The State was unable to accept the guilty plea of the man accused of attempting to rob a bank at the Menlyn Maine shopping centre in Pretoria on Tuesday because he faces a terrorism charge.
Ekhardt Albertus Mostert, also known as Mossie Mostert, made his first appearance in the Pretoria Magistrate’s Court on Thursday morning.
Mostert, 50, told the court he would be representing himself and that he wanted to plead guilty to the charges.
But prosecutor Kagisho Rancho told the court that a guilty plea could not be entered on Thursday because the accused faces a terrorism charge, which means that the deputy public prosecutor would have to issue a certificate first.
Rancho added that they also had to consider whether the plea should be dealt with the regional or high court.
The matter was postponed so that the State can obtain Mostert’s criminal profile.
According to the charge sheet, Mostert faces charges of attempted robbery with aggravating circumstances, terrorism and contravening the Protection of Constitutional Democracy against Terrorism and Related Activities Act.
Mostert, who is a former investigator of the now-defunct Scorpions, was arrested at the Menlyn Maine shopping centre after he allegedly tried to rob an Absa bank.
According to the police, he was believed to have entered an Absa bank at around 11.15am and walked straight to a bank teller, handing over a note.
He had disguised himself by wearing a wig and entered the bank with a device in his possession, which he later claimed was a bomb.
Police spokesperson Captain Colette Weilbach said the note stated that he had a bomb and that he wanted an undisclosed amount of money. The bank teller then pressed the silent alarm.
“Security immediately reacted and evacuated the whole shopping centre. The police responded and arrested the man inside the bank.
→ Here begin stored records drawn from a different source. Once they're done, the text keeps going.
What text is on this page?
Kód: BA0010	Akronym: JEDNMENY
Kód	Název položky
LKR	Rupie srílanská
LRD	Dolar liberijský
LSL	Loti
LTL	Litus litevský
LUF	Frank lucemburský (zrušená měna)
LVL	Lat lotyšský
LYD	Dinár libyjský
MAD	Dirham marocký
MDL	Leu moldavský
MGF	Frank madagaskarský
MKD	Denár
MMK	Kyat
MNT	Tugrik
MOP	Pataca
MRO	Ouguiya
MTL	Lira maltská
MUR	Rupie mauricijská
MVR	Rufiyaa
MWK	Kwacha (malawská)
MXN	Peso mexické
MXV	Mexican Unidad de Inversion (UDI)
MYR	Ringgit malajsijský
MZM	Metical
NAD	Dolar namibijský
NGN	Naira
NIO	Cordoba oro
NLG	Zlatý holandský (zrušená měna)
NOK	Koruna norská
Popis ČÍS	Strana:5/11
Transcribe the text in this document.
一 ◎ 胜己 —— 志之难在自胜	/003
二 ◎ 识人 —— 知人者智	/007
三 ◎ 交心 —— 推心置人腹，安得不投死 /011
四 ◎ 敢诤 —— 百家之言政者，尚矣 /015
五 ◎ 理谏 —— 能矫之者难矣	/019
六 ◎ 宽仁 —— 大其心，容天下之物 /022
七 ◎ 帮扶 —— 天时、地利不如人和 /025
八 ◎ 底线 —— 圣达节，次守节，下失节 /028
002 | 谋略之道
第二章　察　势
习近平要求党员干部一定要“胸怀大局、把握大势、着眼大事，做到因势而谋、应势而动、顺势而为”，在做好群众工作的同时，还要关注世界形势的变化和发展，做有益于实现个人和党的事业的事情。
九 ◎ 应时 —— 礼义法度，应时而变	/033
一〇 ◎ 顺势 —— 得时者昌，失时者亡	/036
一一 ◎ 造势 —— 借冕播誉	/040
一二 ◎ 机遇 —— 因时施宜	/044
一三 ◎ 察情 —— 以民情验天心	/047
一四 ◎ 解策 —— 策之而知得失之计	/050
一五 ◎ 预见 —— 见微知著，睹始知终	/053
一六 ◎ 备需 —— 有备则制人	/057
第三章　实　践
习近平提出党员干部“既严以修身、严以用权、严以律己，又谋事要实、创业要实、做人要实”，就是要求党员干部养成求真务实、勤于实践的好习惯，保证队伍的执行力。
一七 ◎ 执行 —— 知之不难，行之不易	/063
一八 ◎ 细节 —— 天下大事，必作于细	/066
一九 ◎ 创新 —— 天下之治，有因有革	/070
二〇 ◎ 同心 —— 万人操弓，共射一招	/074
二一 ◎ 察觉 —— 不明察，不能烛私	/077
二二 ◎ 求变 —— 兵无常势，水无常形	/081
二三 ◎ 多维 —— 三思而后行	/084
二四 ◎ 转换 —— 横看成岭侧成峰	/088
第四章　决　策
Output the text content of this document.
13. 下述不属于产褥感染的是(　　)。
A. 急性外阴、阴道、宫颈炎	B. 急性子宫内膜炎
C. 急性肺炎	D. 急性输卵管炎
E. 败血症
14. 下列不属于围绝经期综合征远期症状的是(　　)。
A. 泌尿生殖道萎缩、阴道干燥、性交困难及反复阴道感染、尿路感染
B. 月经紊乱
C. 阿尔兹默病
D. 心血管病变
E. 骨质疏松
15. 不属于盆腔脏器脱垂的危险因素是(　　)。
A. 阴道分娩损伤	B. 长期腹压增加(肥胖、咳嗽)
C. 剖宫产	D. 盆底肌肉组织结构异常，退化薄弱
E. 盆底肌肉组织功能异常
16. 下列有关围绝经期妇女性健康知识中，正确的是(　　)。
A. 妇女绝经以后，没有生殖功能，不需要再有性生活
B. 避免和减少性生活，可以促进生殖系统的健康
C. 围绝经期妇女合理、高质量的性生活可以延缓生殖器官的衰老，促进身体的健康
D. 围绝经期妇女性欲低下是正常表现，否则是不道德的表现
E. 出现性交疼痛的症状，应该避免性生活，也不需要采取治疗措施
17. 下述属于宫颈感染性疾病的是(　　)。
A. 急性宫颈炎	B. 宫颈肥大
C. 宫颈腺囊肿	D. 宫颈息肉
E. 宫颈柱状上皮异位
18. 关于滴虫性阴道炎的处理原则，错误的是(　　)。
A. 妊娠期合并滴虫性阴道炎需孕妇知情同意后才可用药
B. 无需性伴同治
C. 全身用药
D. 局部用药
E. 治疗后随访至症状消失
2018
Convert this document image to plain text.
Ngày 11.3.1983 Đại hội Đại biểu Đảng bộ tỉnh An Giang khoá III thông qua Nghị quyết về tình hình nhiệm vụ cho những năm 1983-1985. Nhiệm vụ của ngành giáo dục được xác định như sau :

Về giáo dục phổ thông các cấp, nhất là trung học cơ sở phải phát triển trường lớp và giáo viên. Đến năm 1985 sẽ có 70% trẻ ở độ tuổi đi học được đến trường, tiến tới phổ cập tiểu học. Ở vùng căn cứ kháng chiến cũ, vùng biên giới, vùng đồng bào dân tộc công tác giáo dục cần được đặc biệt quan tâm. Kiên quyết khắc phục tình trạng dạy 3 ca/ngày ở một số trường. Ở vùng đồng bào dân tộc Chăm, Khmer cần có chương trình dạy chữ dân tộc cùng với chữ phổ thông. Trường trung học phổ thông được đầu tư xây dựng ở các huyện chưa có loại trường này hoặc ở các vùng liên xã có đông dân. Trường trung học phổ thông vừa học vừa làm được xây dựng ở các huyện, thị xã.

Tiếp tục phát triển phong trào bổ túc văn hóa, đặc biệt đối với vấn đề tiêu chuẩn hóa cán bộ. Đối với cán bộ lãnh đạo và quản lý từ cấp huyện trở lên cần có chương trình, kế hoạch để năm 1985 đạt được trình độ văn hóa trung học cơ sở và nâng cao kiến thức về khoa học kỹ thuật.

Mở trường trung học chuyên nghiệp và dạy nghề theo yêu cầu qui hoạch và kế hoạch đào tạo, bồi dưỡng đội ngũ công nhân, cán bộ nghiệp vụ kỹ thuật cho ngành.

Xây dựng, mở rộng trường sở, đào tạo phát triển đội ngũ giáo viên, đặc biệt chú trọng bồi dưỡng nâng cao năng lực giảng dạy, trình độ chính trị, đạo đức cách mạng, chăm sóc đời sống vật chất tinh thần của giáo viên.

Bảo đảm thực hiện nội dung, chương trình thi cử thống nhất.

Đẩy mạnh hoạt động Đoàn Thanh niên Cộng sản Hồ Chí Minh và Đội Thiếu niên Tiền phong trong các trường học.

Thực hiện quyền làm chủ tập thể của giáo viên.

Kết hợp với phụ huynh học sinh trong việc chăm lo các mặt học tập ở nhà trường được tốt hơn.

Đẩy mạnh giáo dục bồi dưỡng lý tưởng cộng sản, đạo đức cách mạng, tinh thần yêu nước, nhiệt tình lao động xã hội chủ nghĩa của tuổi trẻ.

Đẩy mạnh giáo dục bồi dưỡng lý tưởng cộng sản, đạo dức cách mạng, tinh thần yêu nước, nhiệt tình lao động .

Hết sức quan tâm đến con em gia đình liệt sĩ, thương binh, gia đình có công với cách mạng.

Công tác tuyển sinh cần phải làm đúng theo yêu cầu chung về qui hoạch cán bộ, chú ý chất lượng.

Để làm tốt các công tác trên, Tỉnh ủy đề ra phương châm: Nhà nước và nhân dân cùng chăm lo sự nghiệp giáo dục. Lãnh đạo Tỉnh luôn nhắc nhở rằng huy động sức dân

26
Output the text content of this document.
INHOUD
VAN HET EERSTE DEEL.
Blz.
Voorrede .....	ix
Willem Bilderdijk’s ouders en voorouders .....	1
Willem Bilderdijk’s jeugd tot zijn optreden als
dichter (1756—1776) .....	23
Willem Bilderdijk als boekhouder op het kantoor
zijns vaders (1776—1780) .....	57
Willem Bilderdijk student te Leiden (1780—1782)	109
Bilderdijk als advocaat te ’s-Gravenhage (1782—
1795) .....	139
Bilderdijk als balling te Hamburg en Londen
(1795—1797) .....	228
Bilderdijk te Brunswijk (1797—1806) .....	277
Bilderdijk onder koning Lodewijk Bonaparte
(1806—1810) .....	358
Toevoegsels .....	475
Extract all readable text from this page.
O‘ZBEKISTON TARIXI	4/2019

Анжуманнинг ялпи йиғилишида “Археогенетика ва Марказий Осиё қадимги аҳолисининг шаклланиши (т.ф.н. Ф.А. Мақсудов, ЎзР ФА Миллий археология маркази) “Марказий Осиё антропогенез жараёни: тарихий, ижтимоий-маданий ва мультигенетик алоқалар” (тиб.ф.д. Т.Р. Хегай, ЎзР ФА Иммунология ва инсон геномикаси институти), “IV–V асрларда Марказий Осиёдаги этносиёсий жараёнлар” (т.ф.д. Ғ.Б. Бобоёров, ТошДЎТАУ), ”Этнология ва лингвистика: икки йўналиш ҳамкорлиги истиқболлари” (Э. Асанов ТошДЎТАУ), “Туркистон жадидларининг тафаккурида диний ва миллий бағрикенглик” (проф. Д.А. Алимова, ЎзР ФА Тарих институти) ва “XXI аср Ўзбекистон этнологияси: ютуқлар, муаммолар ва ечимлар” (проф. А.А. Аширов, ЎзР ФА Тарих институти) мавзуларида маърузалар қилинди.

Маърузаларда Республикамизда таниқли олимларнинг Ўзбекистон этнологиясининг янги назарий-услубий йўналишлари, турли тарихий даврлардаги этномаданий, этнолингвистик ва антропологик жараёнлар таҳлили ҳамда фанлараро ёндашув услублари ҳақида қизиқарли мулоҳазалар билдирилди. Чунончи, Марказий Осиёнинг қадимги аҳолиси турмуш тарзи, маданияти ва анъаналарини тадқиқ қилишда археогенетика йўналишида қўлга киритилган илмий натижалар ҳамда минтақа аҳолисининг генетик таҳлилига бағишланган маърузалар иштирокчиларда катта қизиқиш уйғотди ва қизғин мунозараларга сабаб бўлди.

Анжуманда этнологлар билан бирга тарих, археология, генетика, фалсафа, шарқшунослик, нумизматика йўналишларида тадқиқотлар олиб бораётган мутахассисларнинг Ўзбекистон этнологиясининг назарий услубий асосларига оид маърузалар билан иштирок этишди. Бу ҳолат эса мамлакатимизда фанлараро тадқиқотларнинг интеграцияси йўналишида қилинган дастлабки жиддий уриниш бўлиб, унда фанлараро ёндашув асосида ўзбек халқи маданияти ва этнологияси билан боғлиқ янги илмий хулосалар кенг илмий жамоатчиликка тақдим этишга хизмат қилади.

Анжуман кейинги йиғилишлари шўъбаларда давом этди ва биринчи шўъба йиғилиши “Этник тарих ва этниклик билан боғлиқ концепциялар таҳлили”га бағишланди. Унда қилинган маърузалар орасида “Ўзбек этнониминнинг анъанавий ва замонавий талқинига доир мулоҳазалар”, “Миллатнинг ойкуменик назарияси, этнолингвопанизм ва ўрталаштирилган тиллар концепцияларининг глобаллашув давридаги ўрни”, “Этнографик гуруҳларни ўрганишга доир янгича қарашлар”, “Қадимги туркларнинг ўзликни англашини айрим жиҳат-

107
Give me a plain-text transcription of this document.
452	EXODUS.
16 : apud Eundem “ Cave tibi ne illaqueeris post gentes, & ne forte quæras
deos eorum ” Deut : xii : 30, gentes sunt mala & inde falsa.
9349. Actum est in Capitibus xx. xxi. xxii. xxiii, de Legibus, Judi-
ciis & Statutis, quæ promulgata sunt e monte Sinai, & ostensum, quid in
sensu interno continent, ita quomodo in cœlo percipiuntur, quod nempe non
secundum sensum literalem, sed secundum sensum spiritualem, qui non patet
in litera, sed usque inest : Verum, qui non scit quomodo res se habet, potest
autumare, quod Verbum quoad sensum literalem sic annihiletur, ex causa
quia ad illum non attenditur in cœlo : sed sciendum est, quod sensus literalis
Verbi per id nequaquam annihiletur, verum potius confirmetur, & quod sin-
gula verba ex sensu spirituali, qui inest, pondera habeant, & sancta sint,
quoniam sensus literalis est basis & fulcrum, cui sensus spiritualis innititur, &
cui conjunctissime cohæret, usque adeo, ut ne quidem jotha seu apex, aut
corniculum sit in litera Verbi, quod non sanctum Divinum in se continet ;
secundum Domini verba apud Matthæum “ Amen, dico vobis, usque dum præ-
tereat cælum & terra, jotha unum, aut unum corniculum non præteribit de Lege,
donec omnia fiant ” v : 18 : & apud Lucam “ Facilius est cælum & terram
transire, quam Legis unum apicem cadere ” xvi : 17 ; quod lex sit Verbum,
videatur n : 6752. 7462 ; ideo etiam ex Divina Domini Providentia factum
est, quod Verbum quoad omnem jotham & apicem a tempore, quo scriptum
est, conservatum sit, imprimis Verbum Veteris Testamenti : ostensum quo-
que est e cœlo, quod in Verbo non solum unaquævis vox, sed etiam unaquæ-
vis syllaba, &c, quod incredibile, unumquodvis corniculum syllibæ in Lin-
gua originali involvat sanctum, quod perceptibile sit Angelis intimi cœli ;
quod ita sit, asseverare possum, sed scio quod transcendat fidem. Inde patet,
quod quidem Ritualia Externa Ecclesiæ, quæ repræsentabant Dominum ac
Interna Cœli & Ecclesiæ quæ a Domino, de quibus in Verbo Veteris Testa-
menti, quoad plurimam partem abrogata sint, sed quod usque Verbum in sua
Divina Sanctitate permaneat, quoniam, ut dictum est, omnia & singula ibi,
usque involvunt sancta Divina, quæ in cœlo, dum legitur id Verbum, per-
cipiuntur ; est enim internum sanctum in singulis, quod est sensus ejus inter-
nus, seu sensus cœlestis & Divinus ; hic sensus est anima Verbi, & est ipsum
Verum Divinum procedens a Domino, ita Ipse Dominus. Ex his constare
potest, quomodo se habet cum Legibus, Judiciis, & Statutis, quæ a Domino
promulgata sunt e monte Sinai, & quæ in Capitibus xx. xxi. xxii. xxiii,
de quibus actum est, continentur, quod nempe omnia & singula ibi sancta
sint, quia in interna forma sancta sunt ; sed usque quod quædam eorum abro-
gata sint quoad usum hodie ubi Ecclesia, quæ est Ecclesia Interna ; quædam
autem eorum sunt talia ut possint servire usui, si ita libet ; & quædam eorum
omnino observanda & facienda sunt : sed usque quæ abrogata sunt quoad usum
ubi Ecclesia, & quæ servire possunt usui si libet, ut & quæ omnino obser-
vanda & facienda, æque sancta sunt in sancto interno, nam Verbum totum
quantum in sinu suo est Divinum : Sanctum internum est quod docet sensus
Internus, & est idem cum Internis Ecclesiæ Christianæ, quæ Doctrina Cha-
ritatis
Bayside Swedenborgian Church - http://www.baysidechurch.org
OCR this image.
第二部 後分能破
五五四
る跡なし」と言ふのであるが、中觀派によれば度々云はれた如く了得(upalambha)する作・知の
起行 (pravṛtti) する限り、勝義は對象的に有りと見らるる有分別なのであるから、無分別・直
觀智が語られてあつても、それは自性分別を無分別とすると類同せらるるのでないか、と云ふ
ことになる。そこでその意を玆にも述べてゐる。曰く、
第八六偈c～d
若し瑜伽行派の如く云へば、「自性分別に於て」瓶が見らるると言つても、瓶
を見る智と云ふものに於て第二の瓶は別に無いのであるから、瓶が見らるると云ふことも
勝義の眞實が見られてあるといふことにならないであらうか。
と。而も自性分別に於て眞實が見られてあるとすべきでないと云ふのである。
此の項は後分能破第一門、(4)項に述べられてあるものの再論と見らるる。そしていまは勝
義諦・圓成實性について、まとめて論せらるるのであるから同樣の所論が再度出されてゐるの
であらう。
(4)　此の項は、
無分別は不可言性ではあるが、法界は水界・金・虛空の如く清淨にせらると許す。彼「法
A firearm was confiscated,” Weilbach said.
The police’s bomb squad and K9 units were called to the scene to inspect the device.
Sniffer dogs initially reacted positively to the device, but the bomb disposal unit found that it was not a bomb but that the man had sprinkled gunpowder on the device to make it appear authentic.
The charge sheet alleges that the device was a plastic box which had a flickering light.
News24 previously revealed that two sources, former colleagues of Mostert, said he had allegedly been suffering financially.
Since leaving the Directorate of Special Operations (Scorpions) and the police, Mostert worked as a private investigator at a company called Mostert Security Solutions.
The matter was postponed to September 26.